The most significant is what should be called "sales bullshit", or "marketing topperism".


Given that published range figures are simply Top Trumps figures to attract sales, you get all kinds of nonsense being reported as the range.


It has been stated (by a reliable source I know) that the AIM-9X published range figures might be achievable for a maximum performance supersonic launch from the highest flying US fighter platform, and represent the distance at which the furthest piece of wreckage might have reached when it hit the ground. There may be a hint of hyperbole there, of course. In contrast, a more useful maximum range might be defined by the target that you'd probably (say, 90%) hit given the max G that the target could apply in evasion, as well as their ability to run away.


Customers tend to have a certain target set in mind, ranging from hypersonic crossing targets to hovering helicopters. Clearly this will have a huge effect on the effective range - it can be an order of magnitude or more different.


In terms of real science that can affect range - propellant burn can be shaped to either burn very quickly for rapid response, or may be tailored in burn profile to provide lower acceleration but ultimately greater range. Trajectory shaping and fine details of aerodynamics can also have a significant effect, but may come at the cost of extending the engagement time.


Although in their relative infancy, reactive fragment warheads may offer a significant improvement in lethality over conventional HE Frag - this can reduce warhead size for the same end effect. this allows for more propellant, or higher acceleration from the same propellant, etc.

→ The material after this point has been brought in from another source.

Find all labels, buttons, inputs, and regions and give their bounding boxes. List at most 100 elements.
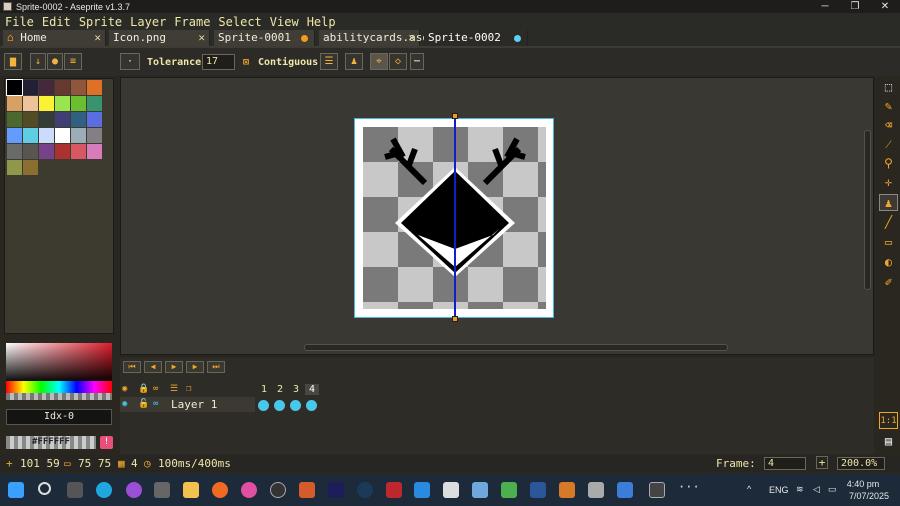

Improvements in electronics can also help - higher density packing in part due to improvements in CAD tools, as well as the obvious decrease in component sizes, leave more room for propellant.


The revolutionary thing that makes the single biggest difference is ramjet propulsion, like Meteor - that gives something like 3x the specific impulse of the equivalent rocket, so you get a lot more "bang" for your buck, all else being equal.